Distribution Fitting Button
Click the button to display the Distribution Fitting Startup Panel. The Distribution Fitting module is used to fit a variety of continuous and discrete distributions to the data.
The fit can be evaluated via the Chi-square test or the Kolmogorov-Smirnov one-sample test (the fitting parameters can be controlled); the Lilliefors and Shapiro-Wilk's tests are also supported. In addition, the fit of a particular hypothesized distribution to the empirical distribution can be evaluated in customized histograms (standard or cumulative) with overlaid selected functions; line and bar graphs of expected and observed frequencies, discrepancies and other results can be produced from the output spreadsheets.
Other distribution fitting options are available in STATISTICA Process Analysis, where you can compute maximum-likelihood parameter estimates for the Beta, Exponential, Extreme Value (Type I, Gumbel), Gamma, Log-Normal, Rayleigh, and Weibull distributions.
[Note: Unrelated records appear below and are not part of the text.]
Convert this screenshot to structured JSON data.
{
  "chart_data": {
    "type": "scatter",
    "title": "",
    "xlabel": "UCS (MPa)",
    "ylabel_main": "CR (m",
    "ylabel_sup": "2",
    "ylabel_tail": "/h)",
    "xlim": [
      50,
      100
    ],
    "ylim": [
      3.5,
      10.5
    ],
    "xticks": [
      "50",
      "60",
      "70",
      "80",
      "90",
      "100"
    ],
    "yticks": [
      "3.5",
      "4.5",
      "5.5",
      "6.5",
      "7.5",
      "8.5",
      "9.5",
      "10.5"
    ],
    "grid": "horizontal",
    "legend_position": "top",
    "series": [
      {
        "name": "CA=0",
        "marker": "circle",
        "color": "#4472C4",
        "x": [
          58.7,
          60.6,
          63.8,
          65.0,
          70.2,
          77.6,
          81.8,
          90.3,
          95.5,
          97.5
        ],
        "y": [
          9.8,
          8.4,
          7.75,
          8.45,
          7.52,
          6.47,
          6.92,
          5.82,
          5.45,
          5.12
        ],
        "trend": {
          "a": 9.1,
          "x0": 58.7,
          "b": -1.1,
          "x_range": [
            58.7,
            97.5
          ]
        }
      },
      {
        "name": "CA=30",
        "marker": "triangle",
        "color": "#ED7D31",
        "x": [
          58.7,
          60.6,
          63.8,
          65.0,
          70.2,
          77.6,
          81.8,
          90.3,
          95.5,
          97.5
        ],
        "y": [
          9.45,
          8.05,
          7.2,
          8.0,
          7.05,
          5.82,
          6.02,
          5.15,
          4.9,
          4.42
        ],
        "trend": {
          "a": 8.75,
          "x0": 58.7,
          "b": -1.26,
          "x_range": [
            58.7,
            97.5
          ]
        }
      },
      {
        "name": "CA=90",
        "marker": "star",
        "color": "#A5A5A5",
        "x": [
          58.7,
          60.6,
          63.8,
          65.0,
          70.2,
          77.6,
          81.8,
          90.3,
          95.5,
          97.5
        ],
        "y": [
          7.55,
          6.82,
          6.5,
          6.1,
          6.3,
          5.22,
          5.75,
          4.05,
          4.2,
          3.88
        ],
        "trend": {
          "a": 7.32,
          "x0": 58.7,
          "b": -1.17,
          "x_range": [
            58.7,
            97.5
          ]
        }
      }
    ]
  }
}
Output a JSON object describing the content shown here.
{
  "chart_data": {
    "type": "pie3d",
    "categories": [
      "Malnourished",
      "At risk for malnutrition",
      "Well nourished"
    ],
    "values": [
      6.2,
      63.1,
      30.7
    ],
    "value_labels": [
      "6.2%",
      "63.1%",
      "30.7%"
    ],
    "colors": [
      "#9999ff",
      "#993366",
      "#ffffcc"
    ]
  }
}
Also included in that module are options for automatically selecting and fitting the best distribution for the data, as well as options for general distribution fitting by moments (via Johnson and Pearson curves). User-defined 2- and 3-dimensional functions can also be plotted and overlaid on the graphs. The functions can reference a wide variety of distributions such as the Beta, Binomial, Cauchy, Chi-square, Exponential, Extreme value, F, Gamma, Geometric, Laplace, Logistic, Normal, Log-Normal, Pareto, Poisson, Rayleigh, t (Student), or Weibull distribution, as well as their integrals and inverses.